Mardi soir, le quartier de Bourj Abi Haïdar a été le théâtre, la cible, de ce même scénario, ce même type d' « incident isolé ». Pendant plusieurs heures, les miliciens du Hezbollah et de l'organisation fondamentaliste sunnite des « Ahbache » se sont affrontés aux roquettes de type RPG et aux armes automatiques et de moyen calibre. « L'incident » a, certes, revêtu au départ un caractère « personnel et limité », comme ont tenu à l'afficher publiquement les responsables des deux parties. Il reste qu'en guise d' « incident qui n'avait aucune portée politique », des centaines de miliciens ont pris le contrôle de la rue, comme une traînée de poudre, et les tirs nourris se sont poursuivis plusieurs heures, s'étendant rapidement à plusieurs autres quartiers de Beyrouth-Ouest.
Comme à l'accoutumée en pareille situation, les spéculations vont bon train pour déterminer si oui ou non il y a eu complot et manipulation, si un service quelconque (souvent étranger) a télécommandé « l'incident » dans un obscur but géopolitique et pour servir une raison d'État totalement étrangère à l'État libanais. Le cas précis de Bourj Abi Haïdar se porte, à l'évidence, à moult analyses. Dans un souci de rigueur, il faudrait cependant attendre d'être en possession d'informations précises et crédibles avant de fixer les tenants et les aboutissants des accrochages de mardi soir. Il reste que, d'emblée, quelques constatations particulièrement significatives s'imposent...
Comme l'a souligné le député Ahmad Fatfat, le fait même que l'accrochage de départ ait rapidement dégénéré et se soit étendu en un très court laps de temps à plusieurs quartiers constitue un indice probant que les passions, à caractère sectaire, sont exacerbées au plus haut point. Les témoignages recueillis hier dans les rues le prouvent : les séquelles de la déplorable offensive que le Hezbollah avait lancée le 7 mai 2008 contre les médias et les permanences du Courant du futur dans plusieurs quartiers de Beyrouth-Ouest ont laissé un profond ressentiment parmi les habitants sunnites de la capitale. La violence et la rapide extension des affrontements, ainsi que la réaction sunnite dans les quartiers populaires sont l'expression virulente de ce sentiment de frustration, lequel est exacerbé, de surcroît, par l'arrogance des miliciens du Hezbollah dans ces quartiers et leur conviction d'être au-dessus de la loi et que « tout leur est permis depuis le 7 mai 2008 », comme il ressort de certains témoignages. À tel point que d'aucuns relèvent à cet égard que le parti chiite commet peut-être l'erreur, voire l'impair, de faire fi de certaines spécificités propres à Beyrouth-Ouest.

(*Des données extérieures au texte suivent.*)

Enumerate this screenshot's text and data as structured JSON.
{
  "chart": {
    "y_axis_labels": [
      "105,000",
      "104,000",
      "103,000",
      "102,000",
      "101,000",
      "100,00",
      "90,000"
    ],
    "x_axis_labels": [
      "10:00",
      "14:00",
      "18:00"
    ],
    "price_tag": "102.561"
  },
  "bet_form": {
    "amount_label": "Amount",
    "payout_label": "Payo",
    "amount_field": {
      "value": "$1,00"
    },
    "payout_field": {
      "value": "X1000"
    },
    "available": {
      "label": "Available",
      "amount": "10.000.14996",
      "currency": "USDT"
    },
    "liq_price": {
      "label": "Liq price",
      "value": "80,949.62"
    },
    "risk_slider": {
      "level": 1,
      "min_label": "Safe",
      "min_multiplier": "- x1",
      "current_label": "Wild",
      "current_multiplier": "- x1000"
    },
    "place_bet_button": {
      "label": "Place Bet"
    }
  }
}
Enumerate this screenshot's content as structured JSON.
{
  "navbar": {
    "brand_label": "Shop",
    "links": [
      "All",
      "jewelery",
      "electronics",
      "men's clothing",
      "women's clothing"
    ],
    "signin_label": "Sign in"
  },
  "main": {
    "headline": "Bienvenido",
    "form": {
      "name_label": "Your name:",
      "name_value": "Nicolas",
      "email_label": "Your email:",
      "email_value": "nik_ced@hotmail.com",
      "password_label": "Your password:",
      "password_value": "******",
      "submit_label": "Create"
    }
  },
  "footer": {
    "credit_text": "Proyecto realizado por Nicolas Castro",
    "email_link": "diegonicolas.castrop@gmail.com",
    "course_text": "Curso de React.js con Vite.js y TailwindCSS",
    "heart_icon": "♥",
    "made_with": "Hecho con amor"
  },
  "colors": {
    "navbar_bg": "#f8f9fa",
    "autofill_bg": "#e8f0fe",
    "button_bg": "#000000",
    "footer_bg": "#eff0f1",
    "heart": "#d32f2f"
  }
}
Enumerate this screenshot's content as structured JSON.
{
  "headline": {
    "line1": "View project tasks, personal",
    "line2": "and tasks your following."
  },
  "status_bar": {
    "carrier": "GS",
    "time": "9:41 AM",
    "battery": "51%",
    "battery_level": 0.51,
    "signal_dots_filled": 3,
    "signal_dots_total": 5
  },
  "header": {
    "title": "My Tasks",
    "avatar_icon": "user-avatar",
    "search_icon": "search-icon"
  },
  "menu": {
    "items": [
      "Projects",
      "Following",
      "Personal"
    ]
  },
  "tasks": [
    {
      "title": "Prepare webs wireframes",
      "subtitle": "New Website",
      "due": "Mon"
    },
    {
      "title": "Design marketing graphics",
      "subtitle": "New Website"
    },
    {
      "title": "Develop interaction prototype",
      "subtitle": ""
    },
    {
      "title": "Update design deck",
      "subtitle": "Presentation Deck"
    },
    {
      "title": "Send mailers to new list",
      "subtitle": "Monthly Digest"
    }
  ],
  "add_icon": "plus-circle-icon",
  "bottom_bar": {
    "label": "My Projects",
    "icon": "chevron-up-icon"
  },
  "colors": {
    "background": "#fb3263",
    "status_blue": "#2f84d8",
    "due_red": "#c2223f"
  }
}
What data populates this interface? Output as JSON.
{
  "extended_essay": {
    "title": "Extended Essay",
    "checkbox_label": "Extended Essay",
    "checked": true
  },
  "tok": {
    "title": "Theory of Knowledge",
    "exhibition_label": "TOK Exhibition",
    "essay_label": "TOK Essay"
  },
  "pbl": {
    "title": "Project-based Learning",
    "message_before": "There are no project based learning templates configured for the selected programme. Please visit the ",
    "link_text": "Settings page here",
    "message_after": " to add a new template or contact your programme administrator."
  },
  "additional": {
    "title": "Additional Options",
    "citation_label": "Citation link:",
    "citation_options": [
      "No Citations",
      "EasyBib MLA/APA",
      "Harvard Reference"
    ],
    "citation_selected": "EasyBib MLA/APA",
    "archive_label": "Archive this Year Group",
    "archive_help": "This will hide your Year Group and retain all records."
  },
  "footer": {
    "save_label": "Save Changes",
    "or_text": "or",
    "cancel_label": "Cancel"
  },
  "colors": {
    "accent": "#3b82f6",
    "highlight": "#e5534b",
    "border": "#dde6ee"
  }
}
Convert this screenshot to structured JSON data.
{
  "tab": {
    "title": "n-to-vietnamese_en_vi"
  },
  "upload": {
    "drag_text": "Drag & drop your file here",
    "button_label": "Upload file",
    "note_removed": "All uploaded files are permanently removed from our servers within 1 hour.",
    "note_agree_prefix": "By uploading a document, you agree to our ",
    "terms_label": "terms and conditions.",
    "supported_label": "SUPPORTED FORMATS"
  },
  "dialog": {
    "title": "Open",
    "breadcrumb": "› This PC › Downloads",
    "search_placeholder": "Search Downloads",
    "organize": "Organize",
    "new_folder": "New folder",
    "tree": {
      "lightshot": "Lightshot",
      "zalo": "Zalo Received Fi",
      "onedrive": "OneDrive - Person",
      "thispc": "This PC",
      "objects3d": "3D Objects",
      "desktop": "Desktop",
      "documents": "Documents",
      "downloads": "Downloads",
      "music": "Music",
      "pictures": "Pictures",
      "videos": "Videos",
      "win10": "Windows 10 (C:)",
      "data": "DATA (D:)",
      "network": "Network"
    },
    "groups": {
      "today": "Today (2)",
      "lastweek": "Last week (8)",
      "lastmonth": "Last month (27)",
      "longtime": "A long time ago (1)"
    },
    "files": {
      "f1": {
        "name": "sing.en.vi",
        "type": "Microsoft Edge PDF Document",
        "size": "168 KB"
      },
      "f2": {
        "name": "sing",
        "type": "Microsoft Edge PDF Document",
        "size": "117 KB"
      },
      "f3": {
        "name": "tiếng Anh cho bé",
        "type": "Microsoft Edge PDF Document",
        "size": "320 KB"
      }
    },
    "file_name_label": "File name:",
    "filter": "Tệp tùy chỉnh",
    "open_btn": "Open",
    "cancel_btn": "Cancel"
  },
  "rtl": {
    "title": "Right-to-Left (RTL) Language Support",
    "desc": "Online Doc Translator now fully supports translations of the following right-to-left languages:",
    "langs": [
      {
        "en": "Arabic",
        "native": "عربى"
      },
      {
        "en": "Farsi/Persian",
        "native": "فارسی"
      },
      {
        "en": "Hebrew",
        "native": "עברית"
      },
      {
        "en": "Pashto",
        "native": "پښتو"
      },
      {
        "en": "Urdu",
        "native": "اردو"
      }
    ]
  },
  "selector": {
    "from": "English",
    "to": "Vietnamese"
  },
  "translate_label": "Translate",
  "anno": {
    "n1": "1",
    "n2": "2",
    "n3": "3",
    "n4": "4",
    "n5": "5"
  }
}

Une autre constatation s'impose - incitant des observateurs à se lancer dans des analyses peut-être hâtives et prématurées : les accrochages ont opposé la tête de pont iranienne au Liban, le Hezbollah, à une organisation sunnite réputée pour être très proche du régime syrien. Et parallèlement, « l'incident isolé » de mardi est intervenu dans un contexte explosif lié à l'enquête du Tribunal spécial pour le Liban et à l'acte d'accusation qui devrait être rendu public d'ici à la fin de l'année. Le Hezbollah a-t-il voulu présenter un « échantillon » de ce qu'il pourra provoquer à Beyrouth si le TSL va de l'avant dans l'acte d'accusation le mettant en cause dans l'assassinat de Rafic Hariri et de ses compagnons ? Ou, au contraire, les accrochages de mardi seraient-ils une nouvelle manœuvre syrienne visant à placer le pays au bord du gouffre de combats sunnito-chiites pour tenter de préparer le terrain à un « come back » de Damas par la grande porte ? L'ex-ministre Wi'am Wahhab, connu pour ses liens très étroits avec la Syrie, a, d'ailleurs, souligné hier sans détour qu'une reprise de la petite « guerre » sunnito-chiite entraînerait un retour des forces syriennes. En clair, le régime syrien retournerait, le cas échéant, à son rôle préféré de pyromane-pompier...
D'autres analystes vont plus loin dans leur lecture des affrontements de Bourj Abi Haïdar pour affirmer que l'on a assisté à un début de divorce, dans le sang, entre l'Iran et la Syrie sur la scène libanaise, dans le sillage de la dissonance apparue déjà entre ces deux alliés en Irak et au Yémen. Et pour pousser le raisonnement jusqu'au bout, ces observateurs établissent un lien avec le projet de relance des négociations syro-israéliennes par Français interposés.
Avancer tous ces scénarii constitue, certes, une entreprise prématurée. Mais force est de relever que les développements de mardi portent en eux les germes d'une donne politique qui peut facilement évoluer vers l'une ou l'autre des hypothèses précitées.